Grand Canyon (1991)

reviewed by
Frank Maloney


                               GRAND CANYON
                       A film review by Frank Maloney
                        Copyright 1992 Frank Maloney

GRAND CANYON is a film by Lawrence Kasdan. From a script by Lawrence and Meg Kasdan. It stars Kevin Kline, Steve Martin, Mary McDonnell, Danny Glover, Mary-Louise Parker, Aifre Woodward. It is rate R due to language.

Of the films I've seen recently, GRAND CANYON is most like CITY OF HOPE. GRAND CANYON has a large, ensemble cast who act out a veritable anthology of interconnected storylines.

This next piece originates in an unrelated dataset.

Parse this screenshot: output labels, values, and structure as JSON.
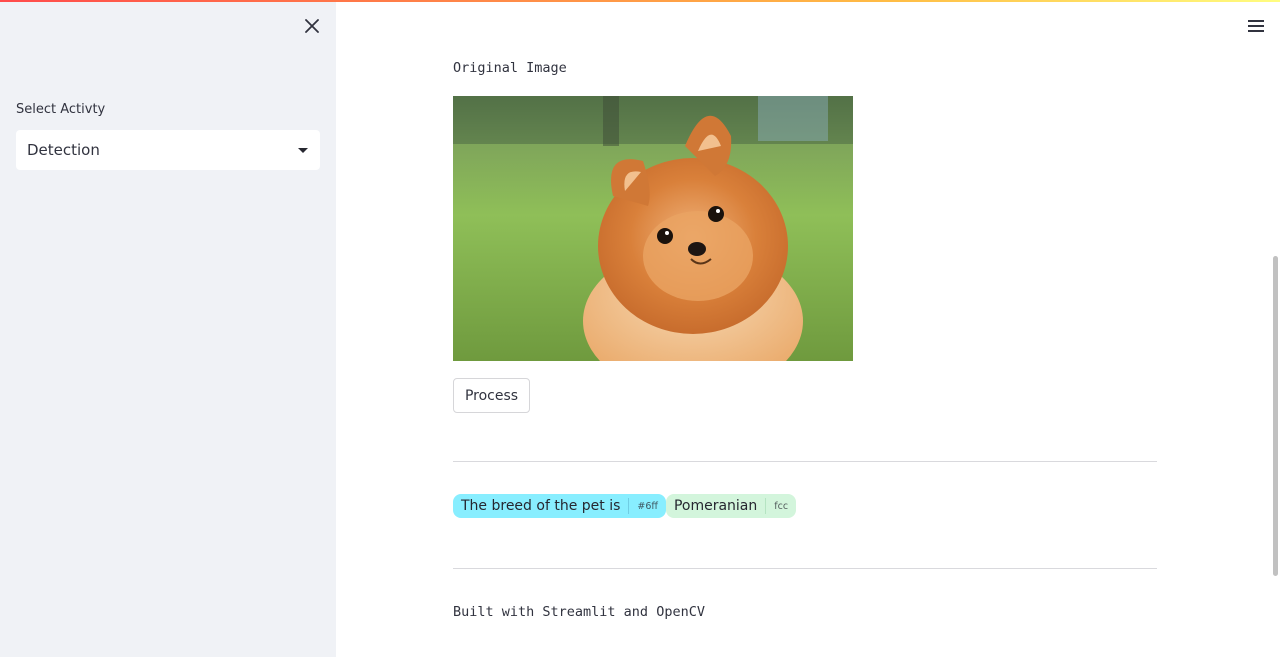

However, this film lasts the political sensibilities of John Sayles' film and it lacks that epic feel. Kasdan's film is a much smaller film in the sense that it doesn't offer us some of the directorial and editing pyrotechnics of Sayles' film and in the sense that Kasdan does not try to manage anywhere near as large a bundle of threads.

Yet, GRAND CANYON is anything but modest in its intentions, its meaning or meanings, or its effect on the audience. I take its subject to be the meaning of chaos, and how to live with it. Its message is, inter alia, that life is shitty and dangerous and a lot of bad things happen to us, but if we can manage to survive the bad things long enough something wonderful, miraculous will also happen to us every now and then. Not too assuring as messages go, but it seems to describe my life. Certainly, incorporating concepts of chaos seems like a good idea in modern life.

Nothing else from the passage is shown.